What Your Ticket Tags Are Really Telling You
Tags seem simple: labels on tickets. But analyzed properly, they reveal patterns you can’t see otherwise. This post shows how to extract real insights from your tagging data.
Tags as a diagnostic tool
Tags answer questions like:
- What issues are most common?
- Which issues take longest to resolve?
- Which issues cause the most reopens?
- What’s trending up or down?
For a guide on tag setup, see Zendesk tags analysis.
Insight 1: Volume by tag
The most basic analysis: count tickets by tag.
| Tag | Tickets (30d) |
|---|---|
| billing | 245 |
| how-to | 189 |
| bug | 156 |
| feature-request | 98 |
This tells you where most support effort goes. High-volume tags deserve documentation, macros, and possibly product fixes.
Insight 2: Resolution time by tag
Some tags take longer than others. Compare median resolution time by tag:
| Tag | Median resolution |
|---|---|
| password-reset | 2 hours |
| integration-issue | 18 hours |
| billing-dispute | 24 hours |
Long-resolution tags may indicate complexity, missing knowledge, or process gaps. See root cause tagging.
Insight 3: Reopen rate by tag
High reopen rate for a tag signals quality issues:
| Tag | Reopen rate |
|---|---|
| refund | 12% |
| api-error | 9% |
| how-to | 2% |
If “refund” reopens often, maybe agents are closing before confirmation, or the refund process is unclear.
Insight 4: Trends over time
Static counts show current state. Trends show change.
- Rising tags: New issue? Product change? Emerging bug?
- Falling tags: Issue resolved? Feature shipped?
- Seasonal: Holiday-related spikes?
Chart top tags by week to spot patterns.
Insight 5: Tag co-occurrence
Tag co-occurrence shows which tags appear together.
Example: “bug” + “checkout” appear together 40% of the time = checkout has a bug problem.
Co-occurrence helps you:
- Identify systemic issues (product area + issue type)
- Find training opportunities (topic + knowledge gap)
- Prioritize fixes (high-volume + high-pain combo)
Insight 6: Tags and customer segments
If you tag by customer segment (enterprise, SMB, free), you can compare:
| Segment | Top issue |
|---|---|
| Enterprise | Integration |
| SMB | Billing |
| Free | How-to |
This informs product roadmap and support specialization.
Making tags actionable
Insights are only useful if they drive action:
| Insight | Action |
|---|---|
| “billing” is 30% of volume | Improve billing FAQ and self-service |
| “integration-issue” takes 18 hours | Train specialists; create escalation path |
| “refund” has 12% reopen | Review refund process and confirmation steps |
| “bug + checkout” rising | Alert engineering; prioritize fix |
Review top tags weekly in your ops standup.

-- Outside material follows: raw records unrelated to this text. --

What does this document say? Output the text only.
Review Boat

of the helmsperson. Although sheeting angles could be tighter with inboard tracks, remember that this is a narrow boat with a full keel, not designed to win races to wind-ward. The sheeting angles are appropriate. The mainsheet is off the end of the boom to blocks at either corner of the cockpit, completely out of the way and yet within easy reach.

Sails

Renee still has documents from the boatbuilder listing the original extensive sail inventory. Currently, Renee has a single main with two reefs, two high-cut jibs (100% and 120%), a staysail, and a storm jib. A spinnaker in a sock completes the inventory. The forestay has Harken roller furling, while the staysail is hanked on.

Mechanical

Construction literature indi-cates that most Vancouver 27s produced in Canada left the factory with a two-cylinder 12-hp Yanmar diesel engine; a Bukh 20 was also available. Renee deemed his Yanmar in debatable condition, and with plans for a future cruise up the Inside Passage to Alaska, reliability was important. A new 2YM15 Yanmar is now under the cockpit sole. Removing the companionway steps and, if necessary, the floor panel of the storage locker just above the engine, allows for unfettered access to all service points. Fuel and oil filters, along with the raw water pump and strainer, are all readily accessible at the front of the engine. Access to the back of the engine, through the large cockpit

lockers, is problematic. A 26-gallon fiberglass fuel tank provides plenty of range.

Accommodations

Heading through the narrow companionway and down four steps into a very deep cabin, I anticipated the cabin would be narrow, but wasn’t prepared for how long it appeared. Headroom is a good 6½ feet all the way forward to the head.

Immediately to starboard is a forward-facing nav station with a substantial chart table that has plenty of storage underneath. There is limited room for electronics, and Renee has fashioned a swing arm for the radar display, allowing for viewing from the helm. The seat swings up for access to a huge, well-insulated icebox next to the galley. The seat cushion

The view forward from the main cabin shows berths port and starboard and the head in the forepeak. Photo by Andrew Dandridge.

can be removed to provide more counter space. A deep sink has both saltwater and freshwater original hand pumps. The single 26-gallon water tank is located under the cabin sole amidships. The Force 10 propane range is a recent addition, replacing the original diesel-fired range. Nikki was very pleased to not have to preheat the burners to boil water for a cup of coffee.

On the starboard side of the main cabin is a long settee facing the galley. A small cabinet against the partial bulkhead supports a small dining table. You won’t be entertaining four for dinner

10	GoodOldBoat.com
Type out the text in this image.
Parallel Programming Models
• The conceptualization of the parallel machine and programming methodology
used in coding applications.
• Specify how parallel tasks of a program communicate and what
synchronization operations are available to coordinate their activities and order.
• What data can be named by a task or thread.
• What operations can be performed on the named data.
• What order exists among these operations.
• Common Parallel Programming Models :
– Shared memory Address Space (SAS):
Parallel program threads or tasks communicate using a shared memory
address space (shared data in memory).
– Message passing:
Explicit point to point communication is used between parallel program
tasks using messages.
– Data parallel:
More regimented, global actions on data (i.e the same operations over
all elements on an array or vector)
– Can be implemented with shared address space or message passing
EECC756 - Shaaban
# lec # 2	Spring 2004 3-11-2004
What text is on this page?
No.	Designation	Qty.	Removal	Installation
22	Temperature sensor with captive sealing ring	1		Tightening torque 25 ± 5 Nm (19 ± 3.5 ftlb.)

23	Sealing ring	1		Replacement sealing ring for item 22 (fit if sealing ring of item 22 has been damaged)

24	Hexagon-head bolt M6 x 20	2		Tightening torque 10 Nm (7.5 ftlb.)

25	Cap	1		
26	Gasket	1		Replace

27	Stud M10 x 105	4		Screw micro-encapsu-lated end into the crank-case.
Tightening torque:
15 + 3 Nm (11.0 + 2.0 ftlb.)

Tag hygiene for good insights
Bad tags = bad insights. Maintain hygiene:
- Limit tag sprawl — Too many tags dilutes signal.
- Require tagging — Zero-tag tickets can’t be analyzed.
- Use consistent naming — “billing” vs “Billing” vs “billing-issue” creates confusion.
- Review quarterly — Archive unused tags; consolidate duplicates.
See Zendesk tags analysis for more on hygiene.
FAQ
How many tags should a ticket have?
1–3 is typical. Zero = missed categorization. More than 5 = likely noise.
Should tags be required?
Yes, if you’re serious about analytics. Use triggers or required fields.
What if our tags are a mess?
Start fresh. Define a clean taxonomy; migrate old tags over time.